Why we wanted to live in the suburbs
They were invented by the railways. In this case the poster was produced by the Underground Group, a private sector conglomerate at that time. The original tube lines did not make money as the capital cost of boring was huge, and for quick trips across Central London, a bus or taxi was still then faster – due to the time it took to get down to the platforms and back up again. Business got better when extensions into what was then open country started to be added around the turn of the century.
East Ham, where I grew up, developed very quickly between 1890 and 1910, and the District Line and London Tilbury and Southend Railway both benefitted by the huge increase in commuting that resulted. The row houses were all to the same pattern – developed in response to the 1875 Public Health Act which specified minimum standards for the first time. So the builders built to those standards and tried to keep the frontage as small as possible to limit the cost of the local taxation (known as “the rates” and calculated then on frontage). That is what is illustrated here and is what we wanted to get way from. To a house with a garden and some degree of separation from your neighbours. Single leaf brick walls between houses do very little to attenuate sound. And their view from their back windows was over our yard!
In the interwar period, the Metropolitan Railway made more out of property development than from running trains. The London North Western wasn’t then interested in running commuter service – it was a Main Line (in fact it called itself “The Premier Line”) and was above such concerns. Which is why the Underground map has a bias to the North West still visible to this day.
The twenties and thirties were the era of the semi-detached. Every house had a garden front and back and towards the end of the thirties a garage too. This pattern was restarted in the fifties – at least for private sector development. But in Britain, facing a housing crisis, the public sector built more and faster and some of the outer estates are still the most desirable. Debden in Essex for example.

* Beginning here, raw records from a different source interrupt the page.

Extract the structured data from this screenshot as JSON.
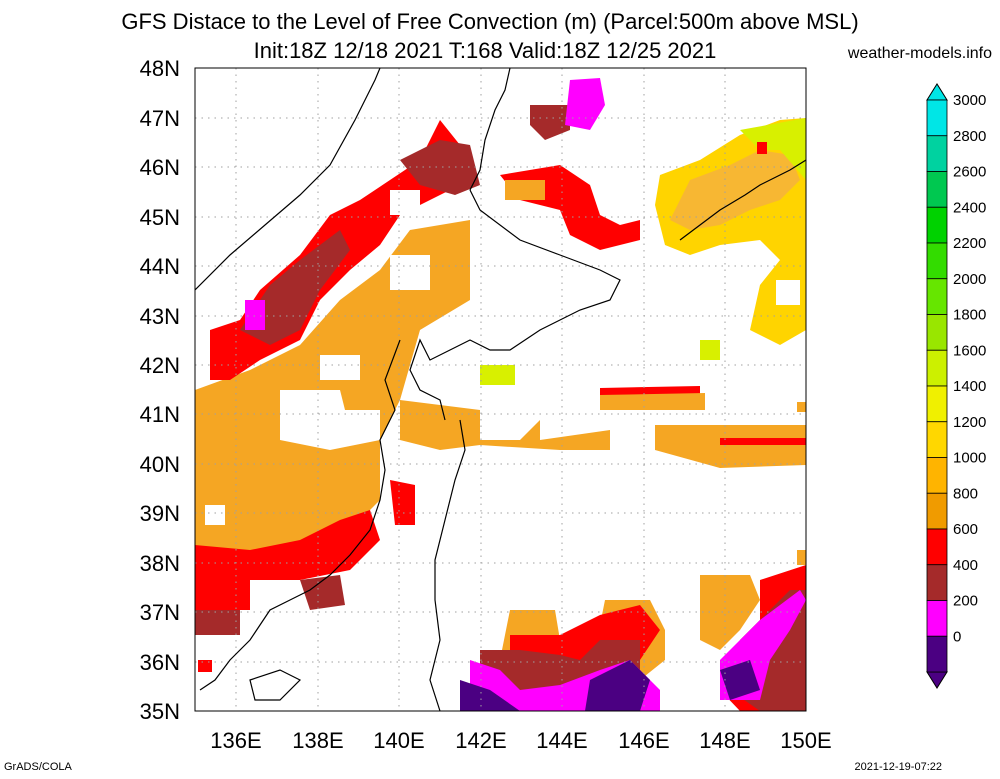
{
  "header": {
    "title_line1": "GFS Distace to the Level of Free Convection (m) (Parcel:500m above MSL)",
    "title_line2": "Init:18Z 12/18 2021 T:168 Valid:18Z 12/25 2021",
    "site": "weather-models.info"
  },
  "axes": {
    "lat_labels": [
      "48N",
      "47N",
      "46N",
      "45N",
      "44N",
      "43N",
      "42N",
      "41N",
      "40N",
      "39N",
      "38N",
      "37N",
      "36N",
      "35N"
    ],
    "lon_labels": [
      "136E",
      "138E",
      "140E",
      "142E",
      "144E",
      "146E",
      "148E",
      "150E"
    ]
  },
  "colorbar": {
    "labels": [
      "3000",
      "2800",
      "2600",
      "2400",
      "2200",
      "2000",
      "1800",
      "1600",
      "1400",
      "1200",
      "1000",
      "800",
      "600",
      "400",
      "200",
      "0"
    ],
    "colors": [
      "#00e6e6",
      "#00d2a0",
      "#00c850",
      "#00d200",
      "#33dc00",
      "#66e600",
      "#99e600",
      "#ccf000",
      "#f0f000",
      "#ffd700",
      "#ffb400",
      "#f09b00",
      "#ff0000",
      "#a52a2a",
      "#ff00ff",
      "#4b0082"
    ]
  },
  "palette": {
    "orange": "#f5a623",
    "lightorange": "#f7b733",
    "yellow": "#ffd400",
    "lime": "#d8f000",
    "red": "#ff0000",
    "brown": "#a52a2a",
    "magenta": "#ff00ff",
    "purple": "#4b0082"
  },
  "footer": {
    "left": "GrADS/COLA",
    "right": "2021-12-19-07:22"
  }
}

Boxmoor is beyond the limits of growth set by the Green Belt – the edge that development had reached by 1939. The Town and Country Planning Act tried to stop the sprawl and “ribbon development” but it simply leapfrogged the belt and continued after the war. By then the Premier Line was BR Midland Region and electric trains were carrying commuters (like me) into Euston, with easy connections to the Bakerloo Line at places like Harrow and Wembley.
It is now of course the reverse that we are pushing – density is what it is all about now. And here in the suburbs of Vancouver, the side splits and bungalows are being pulled down long before they are life expired to build townhouses. And the gardens are fast disappearing as car parking seems to be much more important than roses, or lawns, or vegetables.